The someone was from Preferred Oil and Propane out of Barre; he came to the house and could not get oil from the tank. He called the Pyrofax driver on standby for the weekend who told him we were not out of oil. The service technician then went ahead and replaced the oil pump at a parts and overtime labor charge of $332.75. He then reported that he still couldn't pump any oil and we must be out of oil and we needed a delivery.

We were then told Pyrofax's driver would not "roll the truck" without payment for our December delivery plus a $125 overtime payment for the driver. We paid over $900, and Pyrofax came and delivered over 500 gallons of oil at $3.60 a gallon. This turned out to be a very expensive Sunday because of a faulty whistle in the tank.

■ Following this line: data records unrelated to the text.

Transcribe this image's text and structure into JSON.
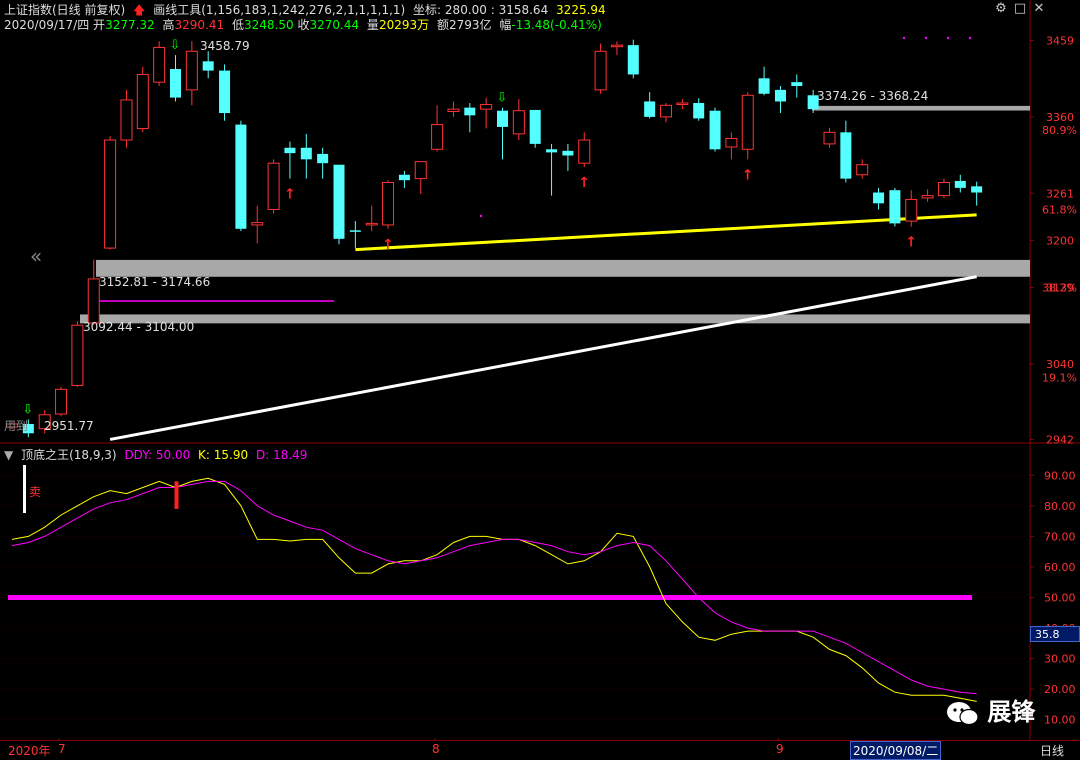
{
  "header": {
    "title": "上证指数(日线 前复权)",
    "tool": "画线工具(1,156,183,1,242,276,2,1,1,1,1,1)",
    "coord_label": "坐标:",
    "coord_value": "280.00 : 3158.64",
    "coord_price": "3225.94",
    "date": "2020/09/17/四",
    "open_label": "开",
    "open": "3277.32",
    "high_label": "高",
    "high": "3290.41",
    "low_label": "低",
    "low": "3248.50",
    "close_label": "收",
    "close": "3270.44",
    "vol_label": "量",
    "vol": "20293万",
    "amt_label": "额",
    "amt": "2793亿",
    "chg_label": "幅",
    "chg": "-13.48(-0.41%)"
  },
  "indicator": {
    "name": "顶底之王",
    "params": "(18,9,3)",
    "ddy": "DDY: 50.00",
    "k": "K: 15.90",
    "d": "D: 18.49",
    "sell_label": "卖",
    "current_box": "35.8"
  },
  "bottom": {
    "year": "2020年",
    "m7": "7",
    "m8": "8",
    "m9": "9",
    "cursor_date": "2020/09/08/二",
    "period": "日线"
  },
  "watermark": "展锋",
  "partial_text": "用到",
  "colors": {
    "up": "#ff3333",
    "down": "#54ffff",
    "yellow": "#ffff00",
    "magenta": "#ff00ff",
    "white": "#ffffff",
    "gray": "#a0a0a0",
    "green": "#00ff00",
    "axis": "#8b0000"
  },
  "chart_data": [
    {
      "type": "candlestick",
      "title": "上证指数(日线 前复权)",
      "y_ticks": [
        2942,
        3040,
        3139,
        3200,
        3261,
        3360,
        3459
      ],
      "y_pct_labels": [
        {
          "v": 3022,
          "label": "19.1%"
        },
        {
          "v": 3139,
          "label": "38.2%"
        },
        {
          "v": 3240,
          "label": "61.8%"
        },
        {
          "v": 3343,
          "label": "80.9%"
        }
      ],
      "ylim": [
        2940,
        3470
      ],
      "candles": [
        {
          "o": 2958,
          "c": 2962,
          "h": 2965,
          "l": 2955
        },
        {
          "o": 2962,
          "c": 2950,
          "h": 2968,
          "l": 2945
        },
        {
          "o": 2956,
          "c": 2974,
          "h": 2980,
          "l": 2950
        },
        {
          "o": 2975,
          "c": 3007,
          "h": 3010,
          "l": 2972
        },
        {
          "o": 3012,
          "c": 3090,
          "h": 3095,
          "l": 3010
        },
        {
          "o": 3093,
          "c": 3150,
          "h": 3175,
          "l": 3090
        },
        {
          "o": 3190,
          "c": 3330,
          "h": 3335,
          "l": 3188
        },
        {
          "o": 3330,
          "c": 3382,
          "h": 3395,
          "l": 3320
        },
        {
          "o": 3345,
          "c": 3415,
          "h": 3425,
          "l": 3340
        },
        {
          "o": 3405,
          "c": 3450,
          "h": 3458,
          "l": 3400
        },
        {
          "o": 3422,
          "c": 3385,
          "h": 3440,
          "l": 3380
        },
        {
          "o": 3395,
          "c": 3445,
          "h": 3458,
          "l": 3375
        },
        {
          "o": 3432,
          "c": 3420,
          "h": 3445,
          "l": 3410
        },
        {
          "o": 3420,
          "c": 3365,
          "h": 3428,
          "l": 3355
        },
        {
          "o": 3350,
          "c": 3215,
          "h": 3355,
          "l": 3212
        },
        {
          "o": 3220,
          "c": 3223,
          "h": 3245,
          "l": 3196
        },
        {
          "o": 3240,
          "c": 3300,
          "h": 3305,
          "l": 3235
        },
        {
          "o": 3320,
          "c": 3313,
          "h": 3328,
          "l": 3280
        },
        {
          "o": 3320,
          "c": 3305,
          "h": 3338,
          "l": 3280
        },
        {
          "o": 3312,
          "c": 3300,
          "h": 3320,
          "l": 3280
        },
        {
          "o": 3298,
          "c": 3202,
          "h": 3298,
          "l": 3195
        },
        {
          "o": 3213,
          "c": 3212,
          "h": 3225,
          "l": 3190
        },
        {
          "o": 3220,
          "c": 3222,
          "h": 3245,
          "l": 3212
        },
        {
          "o": 3220,
          "c": 3275,
          "h": 3278,
          "l": 3215
        },
        {
          "o": 3285,
          "c": 3278,
          "h": 3290,
          "l": 3268
        },
        {
          "o": 3280,
          "c": 3302,
          "h": 3302,
          "l": 3260
        },
        {
          "o": 3318,
          "c": 3350,
          "h": 3375,
          "l": 3315
        },
        {
          "o": 3367,
          "c": 3370,
          "h": 3380,
          "l": 3360
        },
        {
          "o": 3372,
          "c": 3362,
          "h": 3378,
          "l": 3340
        },
        {
          "o": 3370,
          "c": 3376,
          "h": 3385,
          "l": 3345
        },
        {
          "o": 3368,
          "c": 3347,
          "h": 3372,
          "l": 3305
        },
        {
          "o": 3338,
          "c": 3368,
          "h": 3383,
          "l": 3330
        },
        {
          "o": 3369,
          "c": 3325,
          "h": 3369,
          "l": 3320
        },
        {
          "o": 3318,
          "c": 3314,
          "h": 3325,
          "l": 3258
        },
        {
          "o": 3316,
          "c": 3310,
          "h": 3325,
          "l": 3290
        },
        {
          "o": 3300,
          "c": 3330,
          "h": 3340,
          "l": 3295
        },
        {
          "o": 3395,
          "c": 3445,
          "h": 3455,
          "l": 3390
        },
        {
          "o": 3451,
          "c": 3453,
          "h": 3458,
          "l": 3440
        },
        {
          "o": 3453,
          "c": 3415,
          "h": 3460,
          "l": 3410
        },
        {
          "o": 3380,
          "c": 3360,
          "h": 3392,
          "l": 3358
        },
        {
          "o": 3360,
          "c": 3375,
          "h": 3378,
          "l": 3353
        },
        {
          "o": 3378,
          "c": 3378,
          "h": 3383,
          "l": 3370
        },
        {
          "o": 3378,
          "c": 3358,
          "h": 3384,
          "l": 3355
        },
        {
          "o": 3368,
          "c": 3318,
          "h": 3372,
          "l": 3315
        },
        {
          "o": 3321,
          "c": 3332,
          "h": 3340,
          "l": 3305
        },
        {
          "o": 3318,
          "c": 3388,
          "h": 3392,
          "l": 3305
        },
        {
          "o": 3410,
          "c": 3390,
          "h": 3425,
          "l": 3388
        },
        {
          "o": 3395,
          "c": 3380,
          "h": 3400,
          "l": 3365
        },
        {
          "o": 3405,
          "c": 3400,
          "h": 3415,
          "l": 3385
        },
        {
          "o": 3388,
          "c": 3370,
          "h": 3395,
          "l": 3365
        },
        {
          "o": 3325,
          "c": 3340,
          "h": 3346,
          "l": 3320
        },
        {
          "o": 3340,
          "c": 3280,
          "h": 3355,
          "l": 3275
        },
        {
          "o": 3285,
          "c": 3298,
          "h": 3305,
          "l": 3280
        },
        {
          "o": 3262,
          "c": 3248,
          "h": 3268,
          "l": 3240
        },
        {
          "o": 3265,
          "c": 3222,
          "h": 3268,
          "l": 3218
        },
        {
          "o": 3225,
          "c": 3253,
          "h": 3265,
          "l": 3218
        },
        {
          "o": 3255,
          "c": 3258,
          "h": 3266,
          "l": 3250
        },
        {
          "o": 3258,
          "c": 3275,
          "h": 3280,
          "l": 3255
        },
        {
          "o": 3277,
          "c": 3268,
          "h": 3285,
          "l": 3262
        },
        {
          "o": 3270,
          "c": 3262,
          "h": 3276,
          "l": 3245
        }
      ],
      "annotations": [
        {
          "label": "3458.79"
        },
        {
          "label": "3374.26 - 3368.24"
        },
        {
          "label": "3152.81 - 3174.66"
        },
        {
          "label": "3092.44 - 3104.00"
        },
        {
          "label": "2951.77"
        }
      ],
      "bands": [
        {
          "y1": 3152.81,
          "y2": 3174.66
        },
        {
          "y1": 3092.44,
          "y2": 3104.0
        },
        {
          "y1": 3368.24,
          "y2": 3374.26
        }
      ],
      "trendlines": [
        {
          "color": "yellow",
          "from": {
            "i": 21,
            "v": 3188
          },
          "to": {
            "i": 59,
            "v": 3233
          }
        },
        {
          "color": "white",
          "from": {
            "i": 6,
            "v": 2942
          },
          "to": {
            "i": 59,
            "v": 3153
          }
        }
      ],
      "x_ticks": [
        {
          "i": 3,
          "label": "7"
        },
        {
          "i": 26,
          "label": "8"
        },
        {
          "i": 47,
          "label": "9"
        }
      ]
    },
    {
      "type": "line",
      "title": "顶底之王(18,9,3)",
      "y_ticks": [
        10,
        20,
        30,
        40,
        50,
        60,
        70,
        80,
        90
      ],
      "ylim": [
        5,
        95
      ],
      "series": [
        {
          "name": "DDY",
          "values": [
            50,
            50,
            50,
            50,
            50,
            50,
            50,
            50,
            50,
            50,
            50,
            50,
            50,
            50,
            50,
            50,
            50,
            50,
            50,
            50,
            50,
            50,
            50,
            50,
            50,
            50,
            50,
            50,
            50,
            50,
            50,
            50,
            50,
            50,
            50,
            50,
            50,
            50,
            50,
            50,
            50,
            50,
            50,
            50,
            50,
            50,
            50,
            50,
            50,
            50,
            50,
            50,
            50,
            50,
            50,
            50,
            50,
            50,
            50,
            50
          ]
        },
        {
          "name": "K",
          "values": [
            69,
            70,
            73,
            77,
            80,
            83,
            85,
            84,
            86,
            88,
            86,
            88,
            89,
            87,
            80,
            69,
            69,
            68.5,
            69,
            69,
            63,
            58,
            58,
            61,
            62,
            62,
            64,
            68,
            70,
            70,
            69,
            69,
            67,
            64,
            61,
            62,
            65,
            71,
            70,
            60,
            48,
            42,
            37,
            36,
            38,
            39,
            39,
            39,
            39,
            37,
            33,
            31,
            27,
            22,
            19,
            18,
            18,
            18,
            17,
            16
          ]
        },
        {
          "name": "D",
          "values": [
            67,
            68,
            70,
            73,
            76,
            79,
            81,
            82,
            84,
            86,
            86,
            87,
            88,
            88,
            85,
            80,
            77,
            75,
            73,
            72,
            69,
            66,
            64,
            62,
            61,
            62,
            63,
            65,
            67,
            68,
            69,
            69,
            68,
            67,
            65,
            64,
            65,
            67,
            68,
            67,
            62,
            56,
            50,
            45,
            42,
            40,
            39,
            39,
            39,
            39,
            37,
            35,
            32,
            29,
            26,
            23,
            21,
            20,
            19,
            18.5
          ]
        }
      ],
      "markers": [
        {
          "i": 10,
          "label": "卖"
        }
      ]
    }
  ]
}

When later I complained to Pyrofax about the payment to the driver, they said he didn't work for free and had to be paid a salary. We agree, but his salary even as a weekend standby driver sitting in the company's office or garage is part of Pyrofax's doing business and should not be totally borne on the backs of customers already stressed. Four deliveries on a Sunday would probably leave Pyrofax with a profit versus an expense. A more modest "emergency" charge of $50 would be understandable. Secondly, Pyrofax took no responsibility for the faulty whistle, as any equipment on my premises is now my responsibility, even if they did install the equipment. Finally, they never mentioned that the service call from their subcontractor would run over $200, even without any new parts or labor. As it was, Pyrofax induced the service technician to install an unneeded oil pump. (No credit was given for the removed and still usable part.) All of this resulted in a service call bill of over $500.

The oil crisis seems to have fueled two other crises: one of morality and one of greed, as scarcity destroys one and pumps up the other.

Stellan P. Wollmar lives in Fayston.